Former Politician Held in Armenian ‘Terror Probe’


Former Deputy Prime Minister Vahan Shirkhanian (Source: Photolure)

Former Deputy Prime Minister Vahan Shirkhanian (Source: Photolur)

YEREVAN (Azadutyun)—A veteran politician who had held senior positions in Armenia’s government in the 1990s was detained during the weekend in an ongoing investigation regarding political assassinations that were allegedly plotted by dozens of other arrested Armenians.

Vahan Shirkhanian was taken into custody on suspicion of being part of a clandestine organization which the National Security Service (NSS) says planned to murder Armenian officials and commit other “unprecedented” crimes. He was expected to be formally charged and remanded in pre-trial custody on Monday.

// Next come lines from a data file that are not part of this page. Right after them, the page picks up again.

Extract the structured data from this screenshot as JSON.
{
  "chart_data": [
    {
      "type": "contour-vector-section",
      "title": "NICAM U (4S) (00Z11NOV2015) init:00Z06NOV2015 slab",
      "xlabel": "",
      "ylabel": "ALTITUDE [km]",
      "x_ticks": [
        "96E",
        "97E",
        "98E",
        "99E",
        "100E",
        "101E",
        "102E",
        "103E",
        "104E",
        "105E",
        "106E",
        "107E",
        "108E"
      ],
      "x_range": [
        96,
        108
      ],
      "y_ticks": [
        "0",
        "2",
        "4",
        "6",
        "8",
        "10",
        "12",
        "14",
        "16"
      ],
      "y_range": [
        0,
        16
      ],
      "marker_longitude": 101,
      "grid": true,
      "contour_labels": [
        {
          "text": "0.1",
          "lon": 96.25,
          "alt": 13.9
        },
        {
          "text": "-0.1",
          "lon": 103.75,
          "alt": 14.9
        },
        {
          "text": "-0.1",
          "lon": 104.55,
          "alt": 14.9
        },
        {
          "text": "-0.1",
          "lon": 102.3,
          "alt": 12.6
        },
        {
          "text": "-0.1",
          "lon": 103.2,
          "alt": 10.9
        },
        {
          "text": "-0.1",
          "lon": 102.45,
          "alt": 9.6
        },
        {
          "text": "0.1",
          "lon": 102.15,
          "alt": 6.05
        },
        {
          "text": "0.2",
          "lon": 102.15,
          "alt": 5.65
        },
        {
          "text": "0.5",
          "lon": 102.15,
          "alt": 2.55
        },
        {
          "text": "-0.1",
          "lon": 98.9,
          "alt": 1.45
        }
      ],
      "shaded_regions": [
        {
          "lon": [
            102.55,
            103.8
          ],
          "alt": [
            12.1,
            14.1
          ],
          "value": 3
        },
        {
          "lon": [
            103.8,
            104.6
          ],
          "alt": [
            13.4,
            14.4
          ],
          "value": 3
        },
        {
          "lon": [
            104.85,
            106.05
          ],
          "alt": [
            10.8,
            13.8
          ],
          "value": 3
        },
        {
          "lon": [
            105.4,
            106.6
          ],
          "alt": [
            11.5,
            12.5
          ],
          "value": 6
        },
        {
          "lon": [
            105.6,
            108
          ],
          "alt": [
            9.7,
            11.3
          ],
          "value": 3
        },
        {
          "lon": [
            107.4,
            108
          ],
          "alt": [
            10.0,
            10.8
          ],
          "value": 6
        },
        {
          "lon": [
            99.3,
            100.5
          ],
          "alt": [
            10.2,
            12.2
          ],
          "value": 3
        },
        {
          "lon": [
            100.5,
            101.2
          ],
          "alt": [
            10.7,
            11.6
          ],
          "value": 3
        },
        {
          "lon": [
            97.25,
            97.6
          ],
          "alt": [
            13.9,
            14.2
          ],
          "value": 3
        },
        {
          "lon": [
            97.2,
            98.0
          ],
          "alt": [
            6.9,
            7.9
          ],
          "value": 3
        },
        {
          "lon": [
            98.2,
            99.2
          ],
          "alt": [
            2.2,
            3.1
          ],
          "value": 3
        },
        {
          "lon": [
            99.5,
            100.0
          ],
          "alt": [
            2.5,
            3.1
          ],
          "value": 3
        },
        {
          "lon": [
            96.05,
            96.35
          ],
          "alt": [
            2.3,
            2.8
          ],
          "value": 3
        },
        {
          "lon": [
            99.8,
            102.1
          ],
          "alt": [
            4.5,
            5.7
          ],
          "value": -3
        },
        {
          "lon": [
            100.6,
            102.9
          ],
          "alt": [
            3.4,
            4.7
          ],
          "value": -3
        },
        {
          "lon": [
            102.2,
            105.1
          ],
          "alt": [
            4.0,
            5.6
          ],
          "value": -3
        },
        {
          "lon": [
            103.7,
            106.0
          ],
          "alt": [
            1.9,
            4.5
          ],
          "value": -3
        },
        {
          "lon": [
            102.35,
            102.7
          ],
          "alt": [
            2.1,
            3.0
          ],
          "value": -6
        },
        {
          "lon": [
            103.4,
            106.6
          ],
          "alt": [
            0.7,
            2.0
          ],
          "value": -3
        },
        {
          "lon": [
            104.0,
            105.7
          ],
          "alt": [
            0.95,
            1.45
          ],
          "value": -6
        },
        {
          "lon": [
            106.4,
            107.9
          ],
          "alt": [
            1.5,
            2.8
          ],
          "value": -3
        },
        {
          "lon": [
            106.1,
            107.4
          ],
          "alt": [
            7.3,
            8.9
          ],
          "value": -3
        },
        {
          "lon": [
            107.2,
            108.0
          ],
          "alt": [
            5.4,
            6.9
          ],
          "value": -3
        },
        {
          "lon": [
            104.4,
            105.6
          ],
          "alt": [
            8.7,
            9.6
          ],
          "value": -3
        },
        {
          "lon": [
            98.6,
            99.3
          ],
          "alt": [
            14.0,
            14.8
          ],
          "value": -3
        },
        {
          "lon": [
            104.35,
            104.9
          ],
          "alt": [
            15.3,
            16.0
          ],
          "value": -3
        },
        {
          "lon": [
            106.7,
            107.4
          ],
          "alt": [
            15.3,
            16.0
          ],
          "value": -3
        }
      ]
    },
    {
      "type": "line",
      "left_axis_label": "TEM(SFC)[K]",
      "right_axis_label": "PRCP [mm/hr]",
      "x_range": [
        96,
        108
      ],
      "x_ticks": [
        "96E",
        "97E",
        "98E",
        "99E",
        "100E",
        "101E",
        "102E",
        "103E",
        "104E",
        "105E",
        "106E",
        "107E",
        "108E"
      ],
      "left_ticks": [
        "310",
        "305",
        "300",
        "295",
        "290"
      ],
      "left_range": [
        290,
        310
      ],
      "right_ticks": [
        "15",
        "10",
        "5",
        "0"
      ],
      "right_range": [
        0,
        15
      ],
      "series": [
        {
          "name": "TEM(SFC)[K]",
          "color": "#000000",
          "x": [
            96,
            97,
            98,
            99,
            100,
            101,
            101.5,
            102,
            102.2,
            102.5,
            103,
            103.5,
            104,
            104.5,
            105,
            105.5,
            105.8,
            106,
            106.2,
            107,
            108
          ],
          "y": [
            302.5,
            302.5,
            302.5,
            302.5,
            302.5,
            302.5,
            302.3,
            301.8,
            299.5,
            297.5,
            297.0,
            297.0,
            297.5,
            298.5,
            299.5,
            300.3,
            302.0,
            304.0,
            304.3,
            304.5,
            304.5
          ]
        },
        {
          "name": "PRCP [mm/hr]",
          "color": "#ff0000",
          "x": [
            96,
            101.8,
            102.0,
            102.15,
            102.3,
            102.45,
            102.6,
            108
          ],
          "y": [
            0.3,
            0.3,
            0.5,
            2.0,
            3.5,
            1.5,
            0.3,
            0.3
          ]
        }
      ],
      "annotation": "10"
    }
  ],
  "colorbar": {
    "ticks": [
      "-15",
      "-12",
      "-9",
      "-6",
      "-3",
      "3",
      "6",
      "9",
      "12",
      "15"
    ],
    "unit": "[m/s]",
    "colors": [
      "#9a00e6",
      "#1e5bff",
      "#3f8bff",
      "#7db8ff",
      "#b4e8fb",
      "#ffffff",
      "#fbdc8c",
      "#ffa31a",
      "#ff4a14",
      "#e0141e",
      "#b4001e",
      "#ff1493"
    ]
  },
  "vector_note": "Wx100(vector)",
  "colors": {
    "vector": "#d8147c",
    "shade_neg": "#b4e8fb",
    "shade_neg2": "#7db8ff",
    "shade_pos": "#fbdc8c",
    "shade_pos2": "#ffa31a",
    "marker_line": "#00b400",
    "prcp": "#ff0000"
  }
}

The NSS and the Armenian police arrested ten people late last month when they raided a house in Yerevan and claimed to have found a weapons cache. At least 11 more people were arrested in the following days.

The NSS declined on Saturday to specify the total number of detainees. Some Armenian media outlets have put at about 50.

The arrested people are said to be members of an obscure nationalist group led by Artur Vartanian, a 34-year-old Armenian national who reportedly lived in Spain from 1997 until his return to Armenia in April this year. The group announced its existence on social media early this year with a video supposedly shot in Kessab, an Armenian-populated town in northern Syria that was overrun by Islamist rebels in March 2014. A senior NSS official said on November 27 that investigators are looking into the possibility of Vartanian having ties with armed groups operating in Syria.

The U.S. Embassy in Armenia implied three days later that the Armenian authorities have asked the United States to assist in the probe. “These allegations are serious, and the United States will consider Armenian requests to aid in its investigation,” the embassy said in a statement.

NSS officers detained Shirkhanian immediately after searching his Yerevan apartment. “He was taken by surprise,” Shirkhanian’s lawyer, Tigran Ter-Yesayan, said afterwards.

Ter-Yesayan was allowed to visit him later on Saturday. He said his client strongly denies any involvement in the alleged murder plots.

Shirkhanian’s wife Burastan likewise dismissed the case as “fabricated.” “We are shocked and confused,” she told RFE/RL’s Armenian service (Azatutyun.am). “We have never seen or heard about those people.”

She said her husband knows personally only one of the detained suspects: the Armenian Catholic priest Anton Totonjian. “We are Catholics,” she explained, adding that the two men first met “several months ago.”

Shirkhanian, 68, was a prominent member of Armenia’s first post-Communist government that came to power in 1990. He served as deputy defense minister before being appointed in June 1999 as deputy prime minister in the cabinet of Prime Minister Vazgen Sarkisian.

Shirkhanian became particularly influential in the wake of the October 1999 armed attack on the Armenian parliament that left Sarkisian, speaker Karen Demirchian and six other officials dead. He led government factions that suspected then President Robert Kocharian of masterminding the killings and tried unsuccessfully to unseat him. Kocharian’s eventual victory in the power struggle resulted in Skhirkhanian’s resignation in May 2000.

Shirkhanian supported, as a senior member of a small opposition party, former Levon Ter-Petrosian’s failed bid to return to power in the 2008 presidential election. He and several other politicians split from that party in 2010, saying that they no longer regard “regime change” in Armenia as a top priority.

A native of Georgia, Shirkhanian has long been known as a staunch backer of Armenia’s close ties with Russia. He reaffirmed his views in an interview with the Russian news agency Sputnik given just a few days before his arrest.

“We need to continue developing relations and more actively cooperate with our fried and number one ally: Russia,” Shirkhanian said, commenting on security-related implications of Russia’s bitter dispute with Turkey.